Елена отозвалась живо и неожиданно:
- Да, да, конечно, эти огромные кактусы, эти колючки... я так и думала. Они опунции, да?
- Какие опунции? - насторожился Павел Алексеевич.
Елена рассеянно повела рукой, смутилась:
- Ты ведь никому не скажешь?
- О чем?
Она улыбнулась нестерпимо жалкой улыбкой и схватилась за кошку, как ребенок хватается за руку няньки:
- Они огромные, с колючками, на красноватой земле... И был всадник, то есть сначала он был без лошади... Теперь я думаю, что это был он...
- Это тебе не приснилось?
Она улыбнулась снисходительной улыбкой, как взрослый ребенку:
- Что ты, Пашенька! Уж скорее ты мне снишься.
Елена давно не называла его "Пашенькой". Елена давно не говорила таким уверенным тоном. С тех пор как случился с ней ее последний приступ, несомненный и долговременный абсанс, выключение сознания, отмеченное и ею самой, и окружающими, голос ее звучал нетвердо, интонация речи вопросительно-сомневающаяся. Значит, эти ее выпадения сопровождаются ощущением дереализации... Что это? Ложные воспоминания? Гипнагогические галлюцинации?
Он взял ее за руку:
- А где ты видела эти кактусы?
Она смутилась, встревожилась:
- Не знаю. Может быть, у Томочки...
Павел Алексеевич еще раз пробежал письмо глазами. Почему при упоминании о смерти первого мужа она заговорила о кактусах? Никакой связи. Разве что упоминание о Буэнос-Айресе... Такой прихотливый ассоциативный ряд? И теперь она пытается скрыть это движение мысли, выставив на поверхность ложный аргумент? Хитрость сумасшедшего?
- Леночка, Тома терпеть не может кактусов. У нее нет ни одного кактуса. Где ты видела кактусы? Может, все-таки приснились?
Она еще ниже опустила голову, почти уткнулась в кошку, и он увидел, что она плачет.
- Деточка, деточка, ну что ты? Ты о Флотове плачешь? Это все было так давно. И это ведь хорошо, хорошо, что он не был убит... Перестань же плакать, прошу тебя...
- Колючки... вот они, колючки... Нет, не во сне... Совсем не во сне... По-другому... Не могу сказать где...

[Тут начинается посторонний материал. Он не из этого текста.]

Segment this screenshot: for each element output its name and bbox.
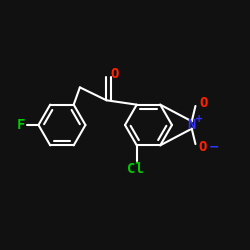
Text: Cl: Cl (127, 162, 144, 176)
Text: O: O (200, 96, 208, 110)
Text: +: + (195, 114, 203, 124)
Text: −: − (208, 140, 219, 153)
Text: O: O (110, 67, 118, 81)
Text: F: F (17, 118, 25, 132)
Text: O: O (198, 140, 206, 153)
Text: N: N (188, 118, 196, 132)
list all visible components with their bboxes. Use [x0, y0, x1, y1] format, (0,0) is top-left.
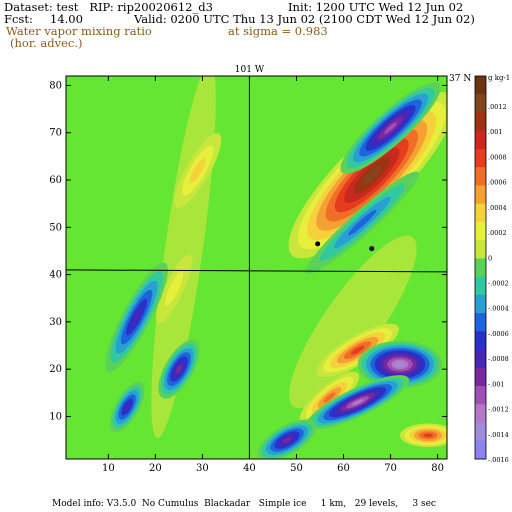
pos-cell-se2-level-4 — [323, 392, 336, 403]
neg-cell-se3-level-6 — [282, 437, 292, 444]
y-tick-label-0: 10 — [49, 411, 62, 422]
colorbar-frame — [474, 75, 487, 460]
colorbar-swatch-8 — [475, 221, 486, 241]
neg-cell-sw2-level-6 — [175, 364, 182, 374]
colorbar-label-8: -.0004 — [488, 305, 509, 313]
colorbar-swatch-19 — [475, 422, 486, 442]
colorbar-label-6: 0 — [488, 254, 492, 262]
field-layer — [105, 76, 447, 459]
colorbar-swatch-10 — [475, 258, 486, 278]
y-tick-label-4: 50 — [49, 222, 62, 233]
neg-cell-sw3-level-5 — [124, 402, 131, 412]
valid-line: Valid: 0200 UTC Thu 13 Jun 02 (2100 CDT … — [134, 12, 475, 26]
x-tick-label-6: 70 — [384, 463, 397, 474]
colorbar-swatch-6 — [475, 185, 486, 205]
fcst-label: Fcst: — [4, 12, 33, 26]
x-tick-label-4: 50 — [290, 463, 303, 474]
x-tick-label-5: 60 — [337, 463, 350, 474]
pos-cell-se-level-5 — [350, 345, 365, 355]
colorbar-swatch-5 — [475, 167, 486, 186]
y-tick-label-5: 60 — [49, 175, 62, 186]
colorbar-swatch-0 — [475, 76, 486, 95]
y-tick-label-1: 20 — [49, 364, 62, 375]
colorbar-swatch-14 — [475, 331, 486, 351]
colorbar-swatch-9 — [475, 240, 486, 259]
colorbar-label-5: .0002 — [488, 229, 507, 237]
x-tick-label-1: 20 — [149, 463, 162, 474]
y-tick-label-3: 40 — [49, 270, 62, 281]
station-point-1 — [369, 246, 375, 252]
colorbar-swatch-17 — [475, 386, 486, 405]
colorbar-swatch-20 — [475, 440, 486, 460]
neg-band-north-level-7 — [384, 122, 397, 134]
colorbar-swatch-3 — [475, 130, 486, 150]
meridian-label: 101 W — [235, 65, 265, 75]
fcst-value: 14.00 — [50, 12, 83, 26]
colorbar-label-12: -.0012 — [488, 406, 509, 414]
pos-cell-se3-level-5 — [423, 433, 433, 438]
neg-band-south-level-3 — [348, 209, 377, 236]
colorbar-label-13: -.0014 — [488, 431, 509, 439]
x-tick-label-0: 10 — [102, 463, 115, 474]
colorbar-label-10: -.0008 — [488, 355, 509, 363]
neg-cell-se2-level-8 — [351, 399, 364, 406]
neg-cell-sw1-level-5 — [131, 308, 142, 327]
field-name: Water vapor mixing ratio — [6, 24, 152, 38]
colorbar-swatch-2 — [475, 112, 486, 132]
colorbar-swatch-16 — [475, 367, 486, 387]
y-tick-label-7: 80 — [49, 80, 62, 91]
colorbar-swatch-12 — [475, 294, 486, 314]
colorbar-swatch-11 — [475, 276, 486, 296]
level-label: at sigma = 0.983 — [228, 24, 328, 38]
neg-cell-se1-level-9 — [395, 362, 405, 367]
y-tick-label-6: 70 — [49, 128, 62, 139]
colorbar-label-9: -.0006 — [488, 330, 509, 338]
colorbar-label-2: .0008 — [488, 153, 507, 161]
parallel-label: 37 N — [449, 74, 471, 84]
x-tick-label-7: 80 — [431, 463, 444, 474]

Онейроидное помрачение сознания, может быть? Сновидный онейроид, так, кажется, называется это болезненное состояние? Надо посмотреть в книгах по психиатрии. Самая зыбкая, самая расплывчатая из медицинских наук, психиатрия... Павел Алексеевич терялся перед болезнью своей жены, потому что не понимал. Расстройство самосознания... Какая-то особо злостная форма раннего склероза? Болезнь Альцгеймера? Пресенильная деменция? Где пределы этого заболевания?..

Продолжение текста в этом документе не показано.